Lockheed Martin: More Work in Pipeline
April 07, 2013 12:00 AM | 4754 views | 3 3 comments | 8 8 recommendations | email to a friend | print
Despite a generally bleak picture for defense contractors and the continuing effects of the Obama budget sequester, Lockheed Martin is enjoying a big shot of unexpected good news early this spring.

That is, the stop-gap budget resolution signed into law by the president late last month includes funding for 16 copies of the vaunted C-130J Super Hercules cargo plane manufactured at Lockheed’s plant in Marietta. Not only is the “Herk” the biggest program under way at the plant, it’s also the second-largest program Lockheed Martin has, after the F-35 Lighting II fighter jet.

“We’re excited about that,” Lockheed VP and site General Manager Shan Cooper told the South Cobb Business Association on Wednesdayl. “It was just a tremendous, tremendous win for us.”

“I still hang my hat on the fact that it’s just a one-of-a-kind aircraft, and our customers love it, so that’s what I’m counting on, but again, I think we’ll be positioned well,” she said. “If you think about the longevity of our product line, we’ve been building the C-130 now for almost 60 years; the C-5 Galaxy, that aircraft was first developed in the ’60s; and the P-3 Orion, we celebrated its 50th anniversary last year; so think about the longevity of our products.”

Lockheed had expected the Pentagon to buy just seven C-130Js in the coming budget.

“We went into a continuing resolution, which is not unusual,” said Lockheed spokesman Johnny Whitaker. “Coming out of that continuing resolution to fund the government for the rest of the fiscal year, a.k.a., the stop-gap that (Obama) just signed, there were nine additional (C-130Js), so a total for fiscal year 2013 of 16 airplanes, which we welcome. That is great for us, that is great for Marietta, for the C-130 program.”

The new C-130s will be built for the Air Force, Marines and Coast Guard. While its primary role is as a cargo plane, the C-130s also are used in a variety of other roles, such as transporting troops, evacuating wounded, delivering humanitarian supplies, and search-and-rescue. It is one of the most versatile and enduring airplanes ever flown, and all but the first two of the approximately 2,400 C-130s built thus far were manufactured at the Marietta plant.

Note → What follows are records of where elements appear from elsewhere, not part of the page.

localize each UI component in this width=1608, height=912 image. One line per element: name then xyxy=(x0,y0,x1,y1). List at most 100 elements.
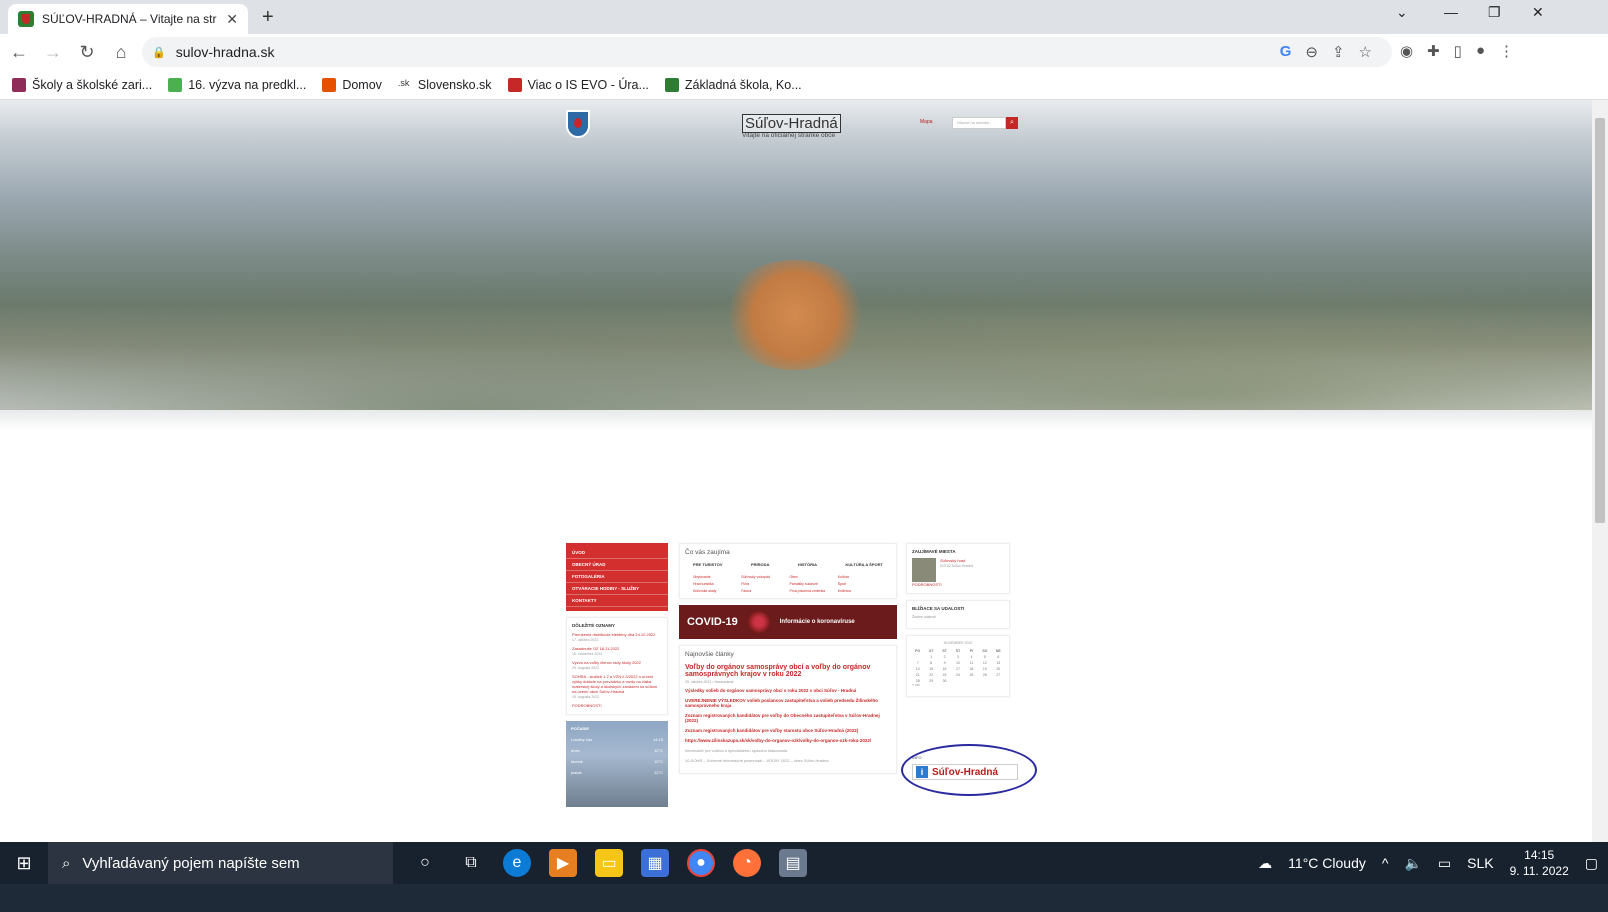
calendar-day[interactable]: 14 xyxy=(912,667,923,671)
extension-icon[interactable]: ◉ xyxy=(1400,42,1413,60)
calendar-day[interactable]: 4 xyxy=(966,655,977,659)
news-main-link[interactable]: Voľby do orgánov samosprávy obcí a voľby… xyxy=(685,664,891,678)
tab-search-chevron-icon[interactable]: ⌄ xyxy=(1396,4,1408,21)
calendar-day[interactable]: 26 xyxy=(979,673,990,677)
site-search-button[interactable]: ⌕ xyxy=(1006,117,1018,129)
start-button[interactable]: ⊞ xyxy=(0,842,48,884)
cortana-icon[interactable]: ○ xyxy=(411,849,439,877)
calendar-day[interactable]: 19 xyxy=(979,667,990,671)
calendar-day[interactable]: 6 xyxy=(993,655,1004,659)
bookmark-item[interactable]: Domov xyxy=(322,77,382,92)
place-thumbnail[interactable] xyxy=(912,558,936,582)
edge-icon[interactable]: e xyxy=(503,849,531,877)
coat-of-arms-icon[interactable] xyxy=(566,110,590,138)
tray-chevron-icon[interactable]: ^ xyxy=(1382,855,1389,871)
network-icon[interactable]: ▭ xyxy=(1438,855,1451,872)
calendar-day[interactable]: 22 xyxy=(925,673,936,677)
firefox-icon[interactable]: ◔ xyxy=(733,849,761,877)
category-link[interactable]: Súľovský vodopád xyxy=(741,575,786,579)
news-link[interactable]: Zoznam registrovaných kandidátov pre voľ… xyxy=(685,713,891,723)
profile-avatar-icon[interactable]: ● xyxy=(1476,42,1485,60)
news-link[interactable]: Zoznam registrovaných kandidátov pre voľ… xyxy=(685,728,891,733)
category-tab[interactable]: KULTÚRA A ŠPORT xyxy=(845,562,882,567)
calendar-day[interactable]: 11 xyxy=(966,661,977,665)
category-tab[interactable]: PRE TURISTOV xyxy=(693,562,723,567)
side-panel-icon[interactable]: ▯ xyxy=(1454,42,1462,60)
calendar-day[interactable]: 2 xyxy=(939,655,950,659)
menu-dots-icon[interactable]: ⋮ xyxy=(1499,42,1514,60)
calculator-icon[interactable]: ▤ xyxy=(779,849,807,877)
calendar-day[interactable]: 1 xyxy=(925,655,936,659)
bookmark-star-icon[interactable]: ☆ xyxy=(1359,43,1372,61)
notice-link[interactable]: Zasadnutie OZ 18.11.2022 xyxy=(572,646,662,651)
category-link[interactable]: Ubytovanie xyxy=(693,575,738,579)
calendar-day[interactable]: 20 xyxy=(993,667,1004,671)
calendar-prev-link[interactable]: « okt xyxy=(912,683,1004,687)
news-link[interactable]: UVEREJNENIE VÝSLEDKOV volieb poslancov z… xyxy=(685,698,891,708)
category-link[interactable]: Prvá písomná zmienka xyxy=(790,589,835,593)
category-link[interactable]: Pamiatky súčasné xyxy=(790,582,835,586)
place-name[interactable]: Súľovský hrad xyxy=(940,558,973,563)
close-tab-icon[interactable]: ✕ xyxy=(226,11,238,28)
forward-icon[interactable]: → xyxy=(38,42,68,63)
covid-banner[interactable]: COVID-19 Informácie o koronavíruse xyxy=(679,605,897,639)
language-indicator[interactable]: SLK xyxy=(1467,855,1493,871)
url-text[interactable]: sulov-hradna.sk xyxy=(176,44,275,60)
news-link[interactable]: Výsledky volieb do orgánov samosprávy ob… xyxy=(685,688,891,693)
calendar-day[interactable]: 9 xyxy=(939,661,950,665)
category-tab[interactable]: PRÍRODA xyxy=(751,562,769,567)
calendar-day[interactable]: 3 xyxy=(952,655,963,659)
weather-cloud-icon[interactable]: ☁ xyxy=(1258,855,1272,872)
menu-item[interactable]: ÚVOD xyxy=(566,547,668,559)
places-more-link[interactable]: PODROBNOSTI xyxy=(912,582,1004,587)
minimize-icon[interactable]: — xyxy=(1444,4,1458,20)
menu-item[interactable]: OTVÁRACIE HODINY - SLUŽBY xyxy=(566,583,668,595)
calendar-day[interactable]: 10 xyxy=(952,661,963,665)
map-link[interactable]: Mapa xyxy=(920,119,933,125)
bookmark-item[interactable]: Školy a školské zari... xyxy=(12,77,152,92)
category-link[interactable]: Súľovské skaly xyxy=(693,589,738,593)
category-link[interactable]: Šport xyxy=(838,582,883,586)
task-view-icon[interactable]: ⧉ xyxy=(457,849,485,877)
notice-link[interactable]: SOHRA - služieb 1.2 a VZN č.3/2022 o urč… xyxy=(572,674,662,694)
category-tab[interactable]: HISTÓRIA xyxy=(798,562,817,567)
bookmark-item[interactable]: 16. výzva na predkl... xyxy=(168,77,306,92)
close-window-icon[interactable]: ✕ xyxy=(1532,4,1544,21)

The stop-gap funding also includes $200 million for advanced procurement of 20 additional C-130s; that is, funding to build components that have exceptionally long lead times, like various parts and systems and engines.

Meanwhile, the company is competing for the contract to build the Air Force’s new fast-jet trainer. The T-X program could mean an $8 billion to $10 billion contract for the plant and an additional 400 to 500 jobs. Some 6,800 people work there now, the fewest in more than a decade.

“So we are aggressively positioning ourselves to win that particular work first for Lockheed Martin, and then my goal is to go off and win it for Marietta,” Cooper said.

Lockheed Martin, and the workforce at the Marietta plant in particular, have a seven-decade track record of producing many of the world’s best aircraft. So it’s great news that there’s more work in the pipeline.

Comments-icon Post a Comment
just sayin
April 14, 2013
This article sounds like good news for the Marietta Plant. However, all is far from good inside the Plant on South Cobb Drive. Lockheed continues to lay off employees and outsource to try and save money, even though they reap record profits. We can only pray the bad decisions that Lockheed "mismanagement" is making does not cost lives of our military personnel. There is a train wreck coming.....
w in marietta
April 07, 2013
as a taxpayer, I feel the F-35 is a HUGE WASTE of $$$...as an ex-military person, it has no capabilities or usefulness...only LM stockholders will benefit, the rest of us be damned
Bob Bummer
April 07, 2013
The article fails to mention that the Marietta plant assembles the C-130 from parts manufactured elsewhere and that is the reason for the lowest number of employees in more than a decade. All one needs to do is look at the plant's empty parking spaces to tell many more people once worked there.